“Winning is a habit. Watch your thoughts, they become your beliefs. Watch your beliefs, they become your words. Watch your words, they become your actions. Watch your actions, they become your habits. Watch your habits, they become your character.” Margaret Thatcher in The Iron Lady
i fell asleep briefly during the movie. it wasn’t that the movie was boring – i was, as evident in the number of times i’ve fallen asleep during a movie recently, incredibly worn out. i fell asleep for a little more than a while during “the descendants”, felt asleep for a little lesser than a while during “moneyball”. the lesson learnt? do not watch movies at 11.30pm after a long day at work. one year short of turning 30, i really should refrain from pushing myself unnecessarily. the older one gets, the more important rest becomes.
since the beginning of 2012, establishing routines and forming habits has been one of my bigger priorities for they are the foundations of achieving greater things in life. with age, it is easier to stick to a routine, easier to be more disciplined, easier to get moving and procrastinate less. perhaps, age brings more clarity on what you should focus on and being wiser means you’re even more receptive to new ideas and solutions to getting through to the next chapter in your life.
everything that i have and know now is accumulated from the lost and distracting years of my early twenties. i have made numerous mistakes, turned my back on good advises, be fickle and uncommitted towards most aspects of my personal life. from time to time, i made efforts to better my personal aspirations but i usually am not motivated enough to carry it through. work was by far the easier aspect of my life because i gladly allowed it to consumed most of me – i couldn’t think of anything easier to focus on. for some odd reason, i never could apply the same motivation for work to my personal life until late last year.
i attribute the change to a few reasons:-
1. i broke free from an emotionally draining bad habit. walking away gave me strength to start focusing on my life.
2. the presence of charlene. both of us have a long list of goals to achieve but the difference between us? she worked on achieving it and i talked about it.
3. the presence of ms prissy. she is 12 years older than me and often uses her current situation as a real life example for me to not learn from.

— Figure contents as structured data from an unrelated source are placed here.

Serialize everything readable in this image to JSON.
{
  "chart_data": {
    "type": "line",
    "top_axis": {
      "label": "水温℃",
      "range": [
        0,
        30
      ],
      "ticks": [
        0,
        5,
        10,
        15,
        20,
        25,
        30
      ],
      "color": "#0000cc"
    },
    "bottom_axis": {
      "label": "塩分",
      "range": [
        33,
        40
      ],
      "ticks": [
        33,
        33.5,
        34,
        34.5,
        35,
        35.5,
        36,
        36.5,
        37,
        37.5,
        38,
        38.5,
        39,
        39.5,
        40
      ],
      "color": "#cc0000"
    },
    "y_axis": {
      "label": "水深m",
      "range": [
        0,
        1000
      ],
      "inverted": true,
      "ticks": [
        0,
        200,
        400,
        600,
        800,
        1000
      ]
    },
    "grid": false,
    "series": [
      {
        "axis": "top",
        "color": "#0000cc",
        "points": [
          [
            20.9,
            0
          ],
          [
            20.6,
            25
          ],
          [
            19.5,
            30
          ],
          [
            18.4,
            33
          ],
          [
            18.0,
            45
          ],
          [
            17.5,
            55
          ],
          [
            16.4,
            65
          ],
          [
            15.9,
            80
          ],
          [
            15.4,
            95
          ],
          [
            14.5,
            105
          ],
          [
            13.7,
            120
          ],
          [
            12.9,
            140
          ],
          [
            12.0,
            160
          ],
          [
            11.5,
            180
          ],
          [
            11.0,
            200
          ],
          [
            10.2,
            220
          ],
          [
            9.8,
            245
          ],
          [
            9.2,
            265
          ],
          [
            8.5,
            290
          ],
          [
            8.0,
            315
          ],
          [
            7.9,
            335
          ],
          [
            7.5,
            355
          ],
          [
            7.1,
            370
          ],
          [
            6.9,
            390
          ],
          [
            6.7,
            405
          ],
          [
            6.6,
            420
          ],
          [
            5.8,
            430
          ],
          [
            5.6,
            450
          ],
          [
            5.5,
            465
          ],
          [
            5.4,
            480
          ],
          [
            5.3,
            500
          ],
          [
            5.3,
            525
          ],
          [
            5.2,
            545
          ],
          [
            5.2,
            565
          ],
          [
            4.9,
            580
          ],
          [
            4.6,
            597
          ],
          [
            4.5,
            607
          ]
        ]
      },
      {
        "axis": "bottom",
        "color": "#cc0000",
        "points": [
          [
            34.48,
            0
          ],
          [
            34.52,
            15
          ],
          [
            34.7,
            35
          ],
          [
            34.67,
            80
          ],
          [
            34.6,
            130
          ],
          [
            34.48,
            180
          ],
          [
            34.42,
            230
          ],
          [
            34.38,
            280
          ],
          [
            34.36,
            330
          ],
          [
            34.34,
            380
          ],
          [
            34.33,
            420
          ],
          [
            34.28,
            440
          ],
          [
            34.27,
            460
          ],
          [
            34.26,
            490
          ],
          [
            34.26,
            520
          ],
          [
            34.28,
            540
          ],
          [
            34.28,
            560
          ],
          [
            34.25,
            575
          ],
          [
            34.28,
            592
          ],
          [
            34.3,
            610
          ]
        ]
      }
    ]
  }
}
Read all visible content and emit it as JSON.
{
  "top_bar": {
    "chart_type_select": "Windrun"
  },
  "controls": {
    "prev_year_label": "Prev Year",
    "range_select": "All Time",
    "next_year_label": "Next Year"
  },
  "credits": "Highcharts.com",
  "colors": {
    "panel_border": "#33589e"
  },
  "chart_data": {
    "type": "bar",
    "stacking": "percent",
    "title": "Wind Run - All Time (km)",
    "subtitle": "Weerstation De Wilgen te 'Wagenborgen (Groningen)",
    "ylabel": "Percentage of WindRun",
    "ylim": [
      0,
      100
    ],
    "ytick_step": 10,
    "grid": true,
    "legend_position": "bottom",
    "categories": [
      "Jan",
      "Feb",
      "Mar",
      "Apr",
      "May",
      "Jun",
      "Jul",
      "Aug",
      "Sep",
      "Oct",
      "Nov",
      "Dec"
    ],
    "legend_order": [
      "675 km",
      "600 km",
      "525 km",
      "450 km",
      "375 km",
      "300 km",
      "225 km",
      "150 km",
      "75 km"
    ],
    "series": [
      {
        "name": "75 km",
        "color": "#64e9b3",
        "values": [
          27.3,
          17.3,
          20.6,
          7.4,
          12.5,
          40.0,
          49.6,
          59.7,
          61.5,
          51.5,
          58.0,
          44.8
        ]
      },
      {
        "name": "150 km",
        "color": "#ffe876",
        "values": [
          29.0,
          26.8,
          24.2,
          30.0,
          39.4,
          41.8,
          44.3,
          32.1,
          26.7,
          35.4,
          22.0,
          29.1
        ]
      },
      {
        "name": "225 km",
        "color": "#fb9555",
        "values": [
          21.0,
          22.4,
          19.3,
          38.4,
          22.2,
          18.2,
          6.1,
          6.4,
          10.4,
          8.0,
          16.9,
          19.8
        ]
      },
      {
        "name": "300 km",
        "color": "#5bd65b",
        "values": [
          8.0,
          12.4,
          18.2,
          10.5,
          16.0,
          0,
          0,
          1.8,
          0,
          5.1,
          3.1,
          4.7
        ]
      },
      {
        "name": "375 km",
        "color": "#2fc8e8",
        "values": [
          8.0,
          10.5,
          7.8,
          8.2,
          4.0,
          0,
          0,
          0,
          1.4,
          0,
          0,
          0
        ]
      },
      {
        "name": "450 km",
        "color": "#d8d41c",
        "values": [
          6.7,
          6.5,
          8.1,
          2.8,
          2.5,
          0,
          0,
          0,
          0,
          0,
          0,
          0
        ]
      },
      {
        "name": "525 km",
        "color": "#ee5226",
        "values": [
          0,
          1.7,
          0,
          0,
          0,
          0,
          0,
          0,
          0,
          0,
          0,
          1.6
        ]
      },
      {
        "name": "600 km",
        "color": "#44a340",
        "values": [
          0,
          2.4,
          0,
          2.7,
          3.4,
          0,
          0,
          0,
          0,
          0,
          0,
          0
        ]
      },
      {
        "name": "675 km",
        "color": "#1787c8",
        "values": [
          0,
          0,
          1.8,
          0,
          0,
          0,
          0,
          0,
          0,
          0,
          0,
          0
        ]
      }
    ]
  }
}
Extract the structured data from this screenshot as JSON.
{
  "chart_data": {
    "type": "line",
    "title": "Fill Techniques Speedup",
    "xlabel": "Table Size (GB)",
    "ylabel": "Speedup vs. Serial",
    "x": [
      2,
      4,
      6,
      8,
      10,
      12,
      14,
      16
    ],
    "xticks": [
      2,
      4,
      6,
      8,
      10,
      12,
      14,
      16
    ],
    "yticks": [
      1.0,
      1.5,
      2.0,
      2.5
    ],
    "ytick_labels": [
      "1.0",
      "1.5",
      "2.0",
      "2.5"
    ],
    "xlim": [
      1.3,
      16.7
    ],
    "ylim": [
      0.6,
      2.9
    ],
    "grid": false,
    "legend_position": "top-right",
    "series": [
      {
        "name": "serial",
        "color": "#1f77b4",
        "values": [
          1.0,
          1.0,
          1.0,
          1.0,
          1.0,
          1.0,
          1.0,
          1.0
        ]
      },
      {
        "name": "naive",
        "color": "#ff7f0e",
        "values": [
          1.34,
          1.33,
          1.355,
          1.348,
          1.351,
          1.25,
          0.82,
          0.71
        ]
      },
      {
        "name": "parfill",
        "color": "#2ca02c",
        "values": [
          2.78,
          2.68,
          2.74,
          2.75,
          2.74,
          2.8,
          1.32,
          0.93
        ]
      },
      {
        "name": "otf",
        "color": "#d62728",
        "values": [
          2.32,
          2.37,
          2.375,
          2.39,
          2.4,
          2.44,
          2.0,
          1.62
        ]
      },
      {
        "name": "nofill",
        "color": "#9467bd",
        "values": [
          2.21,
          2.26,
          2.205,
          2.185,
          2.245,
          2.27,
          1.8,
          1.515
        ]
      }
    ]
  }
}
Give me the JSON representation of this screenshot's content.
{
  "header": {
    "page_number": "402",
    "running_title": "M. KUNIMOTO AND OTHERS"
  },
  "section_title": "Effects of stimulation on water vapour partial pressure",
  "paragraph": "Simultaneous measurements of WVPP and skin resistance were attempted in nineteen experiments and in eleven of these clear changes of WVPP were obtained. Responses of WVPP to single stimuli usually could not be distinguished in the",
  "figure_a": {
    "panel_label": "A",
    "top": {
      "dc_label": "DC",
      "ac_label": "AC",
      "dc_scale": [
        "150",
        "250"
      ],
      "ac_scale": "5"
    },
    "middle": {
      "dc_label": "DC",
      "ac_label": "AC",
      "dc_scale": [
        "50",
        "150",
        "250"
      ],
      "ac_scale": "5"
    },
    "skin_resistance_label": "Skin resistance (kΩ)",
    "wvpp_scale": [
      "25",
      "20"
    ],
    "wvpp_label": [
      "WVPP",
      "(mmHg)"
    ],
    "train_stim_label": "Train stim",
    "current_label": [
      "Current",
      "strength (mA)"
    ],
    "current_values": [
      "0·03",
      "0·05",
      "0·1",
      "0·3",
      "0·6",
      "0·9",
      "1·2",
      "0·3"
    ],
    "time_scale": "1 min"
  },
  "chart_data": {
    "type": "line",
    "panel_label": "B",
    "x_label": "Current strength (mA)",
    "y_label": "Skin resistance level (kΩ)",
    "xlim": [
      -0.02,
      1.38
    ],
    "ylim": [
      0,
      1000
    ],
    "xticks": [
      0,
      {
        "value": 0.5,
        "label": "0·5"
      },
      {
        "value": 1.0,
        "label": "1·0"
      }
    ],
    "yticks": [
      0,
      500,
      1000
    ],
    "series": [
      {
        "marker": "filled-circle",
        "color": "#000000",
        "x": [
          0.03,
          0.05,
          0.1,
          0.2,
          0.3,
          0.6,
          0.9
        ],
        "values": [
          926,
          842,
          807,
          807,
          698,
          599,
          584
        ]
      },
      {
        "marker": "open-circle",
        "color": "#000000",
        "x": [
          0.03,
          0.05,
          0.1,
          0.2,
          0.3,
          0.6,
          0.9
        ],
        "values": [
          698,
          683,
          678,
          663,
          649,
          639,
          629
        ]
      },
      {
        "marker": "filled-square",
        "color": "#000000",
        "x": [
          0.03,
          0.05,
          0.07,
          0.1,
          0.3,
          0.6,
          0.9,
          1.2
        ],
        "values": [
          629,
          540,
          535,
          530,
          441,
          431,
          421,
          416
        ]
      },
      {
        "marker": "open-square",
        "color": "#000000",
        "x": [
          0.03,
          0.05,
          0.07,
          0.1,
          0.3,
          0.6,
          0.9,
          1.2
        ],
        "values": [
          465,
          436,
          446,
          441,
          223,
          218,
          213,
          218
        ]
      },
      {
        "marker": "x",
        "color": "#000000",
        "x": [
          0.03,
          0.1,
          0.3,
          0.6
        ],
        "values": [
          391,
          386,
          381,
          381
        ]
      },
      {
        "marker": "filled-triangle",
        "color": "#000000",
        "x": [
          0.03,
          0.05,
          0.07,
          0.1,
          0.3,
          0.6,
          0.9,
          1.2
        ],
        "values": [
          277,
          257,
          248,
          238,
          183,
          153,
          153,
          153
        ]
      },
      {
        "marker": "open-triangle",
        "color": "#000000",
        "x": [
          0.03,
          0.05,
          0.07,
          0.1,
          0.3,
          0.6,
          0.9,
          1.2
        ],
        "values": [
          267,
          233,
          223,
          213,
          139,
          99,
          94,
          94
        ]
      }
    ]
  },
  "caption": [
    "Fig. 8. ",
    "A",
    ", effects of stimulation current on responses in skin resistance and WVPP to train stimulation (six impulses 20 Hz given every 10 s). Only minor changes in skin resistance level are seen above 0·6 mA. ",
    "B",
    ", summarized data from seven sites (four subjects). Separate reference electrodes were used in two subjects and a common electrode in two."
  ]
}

between now and the last time i blogged about my resolutions, i have:-
> finished reading 3 books and have started on the 4th. my readings happened during the journey to and from work but i realised i didn’t enjoying carrying a book around. the 4 feb edition of “the economist” caught my eye when i was at the bookstore – i bought it because i wanted to read about the coverage on the facebook. surprise #1 – i actually read the business magazine from the beginning to the end. surprise #2 – i thoroughly enjoyed it. i never knew world affairs could be funny. since the local newspaper turns me off and i generally find it hard to read any news online because i never know where to start, i have started the habit of reading “the economist” during my 3 hours journey to and from work – it’s light, it’s foldable and unlike the traditional newspaper, it doesn’t dirty my fingers or bore me to tears. the short time before sleep are spent with my books and the frivolous times in between are on fashion magazines and old copies of nat geo. i think this covers resolution #3 very well.
> painted my toe nails every other week. 2012 is the year to say no to pedicure packages. every single other beauty products are put to use too – some have been included as a routine while some have not. habits are an on-going effort. my wardrobe has been re-constructed, not entirely but enough to keep it fresh for a while. colours, dresses and heels are now a part of me. i would consider resolution #5 a success.
> woke up before 8am on sunday mornings to work on my personal life. for the first time in my entire life, i actually have a budget for the year. looking at it renewed my focus for the 2012 because my resolutions (to be very accurate, they were probably like plans than resolutions), however wonderful it was, required me to have a lot of time and a lot of money, both of which i do not have too much to spare. nothing concrete in the new plans but it’s definitely shaping up to something more focused and more alone the lines of the resolution #1 of taking care of my health. that has got to be the foundation of life, aint’ it? i’ve kept to the habit of eating vitamins every morning and drinking at least 1.5 litres of water everyday (it’s harder during the weekends) and i’m sure there’s more good habits to adopt like sleeping before 11.30pm instead of blogging here at 12.20am.
am heading to bed now. here’s wishing a good week for everyone.
i feel contented today. i guess progress is a really satisfying feeling.